07. To get started on the quarter-panels, the primer is ground off and the cut line is established.
08. The quarter-panels were cut off at the seam with a die grinder, revealing a very rusty inner quarter-panel (though very much salvageable).
09. Because there was a body vent that did not properly exit the body, it simply dumped moisture inside the quarter-panel. Technician Tom Wallace ground off the rust to start. Later, some modifications would fix this and other issues.
10. The trunk floor was also completely cut out. Let the fabrication begin!
11. Some nice, flat 0.040-inch (19-gauge) sheetmetal was cut to replace the floorpan and other pieces. Note the cutout for the gas filler neck.
12. This is the start of more custom modifications to the inner quarter-panel that would house a battery box on the passenger side. The wheelwells were rusted out, and by fabricating new pieces Tom could also account for the battery box.
13. Meanwhile the trunk lid was removed and ground down to prep for primer.
14. Fast-forward a bit and you can see the nearly completed trunk with an extra storage bin on the driver side for sound system electronics. This could also be used for mason jars of … let’s say pickles. Note all the seam sealer to keep any tire smoke out of the trunk.
15. A wider angle of the completed trunk shows the battery box on the passenger side with a matching hinge to the driver-side storage. Those intimate with Tri-Fives will also note the removed stock shock mounts, as this changes with the AME chassis. The rear body mounts have also been replaced in the process.
16. The fabricated battery box, along with the rest of the inner quarter-panel, was sprayed with some glossy black to keep it from rusting. It looks too nice to be so well hidden.
17. The inner quarter-panels were repaired in several areas in an effort to keep as much of the original car together as possible. At the very bottom you can see where the rocker panel rusted from the improperly drained moisture. The screw holes for the convertible top were also replaced with new steel (just out of picture).
18. The wheelwells now look even smoother than factory. The plan is to have a pretty substantial set of meats in here.
19. Like the factory inner quarters, the inside of the Danchunk outer replacements were treated to some fresh paint.

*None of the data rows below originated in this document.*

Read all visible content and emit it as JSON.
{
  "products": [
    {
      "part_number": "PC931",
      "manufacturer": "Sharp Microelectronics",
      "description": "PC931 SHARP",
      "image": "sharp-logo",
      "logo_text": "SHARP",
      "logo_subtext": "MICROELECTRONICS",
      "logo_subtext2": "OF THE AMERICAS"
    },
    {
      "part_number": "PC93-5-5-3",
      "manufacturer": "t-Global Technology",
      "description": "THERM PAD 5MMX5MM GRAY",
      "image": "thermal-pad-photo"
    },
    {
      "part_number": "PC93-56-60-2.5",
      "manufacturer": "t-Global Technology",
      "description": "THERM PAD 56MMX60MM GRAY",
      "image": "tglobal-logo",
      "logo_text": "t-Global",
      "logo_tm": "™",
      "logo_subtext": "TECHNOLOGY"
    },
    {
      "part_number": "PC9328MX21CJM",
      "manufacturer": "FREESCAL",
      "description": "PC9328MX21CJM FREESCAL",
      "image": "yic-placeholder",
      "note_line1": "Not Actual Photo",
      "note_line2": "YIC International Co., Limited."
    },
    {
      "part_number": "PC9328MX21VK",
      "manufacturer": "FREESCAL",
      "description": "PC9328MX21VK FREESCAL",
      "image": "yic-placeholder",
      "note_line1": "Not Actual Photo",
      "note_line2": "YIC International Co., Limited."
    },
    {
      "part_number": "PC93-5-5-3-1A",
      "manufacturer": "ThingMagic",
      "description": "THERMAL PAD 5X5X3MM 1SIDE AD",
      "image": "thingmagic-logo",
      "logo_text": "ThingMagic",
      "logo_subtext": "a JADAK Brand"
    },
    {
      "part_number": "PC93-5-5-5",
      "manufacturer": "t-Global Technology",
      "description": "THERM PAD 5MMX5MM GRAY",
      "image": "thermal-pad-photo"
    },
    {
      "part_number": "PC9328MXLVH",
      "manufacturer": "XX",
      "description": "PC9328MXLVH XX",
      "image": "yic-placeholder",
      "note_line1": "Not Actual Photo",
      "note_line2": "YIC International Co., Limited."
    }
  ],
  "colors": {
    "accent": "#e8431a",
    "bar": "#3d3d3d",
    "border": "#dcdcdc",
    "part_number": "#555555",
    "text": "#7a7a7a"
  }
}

20. The quarter-panels are given many test-fits before final installation. These long pieces definitely require two sets of hands to get in place. And in case you are wondering, it is extremely hot in Florida in the summer.
21. It takes a couple of different methods to hold these heavy panels in place, including a trusty set of Vise Grips.
22. When the quarter-panels are installed for the last time and welded in place, the gaps should be about 3/16-inch. You might also notice the door handles have been shaved, and the holes have been filled in—more on that next time.
23. Now, if only the rest of this ’57 was looking as good as the rear.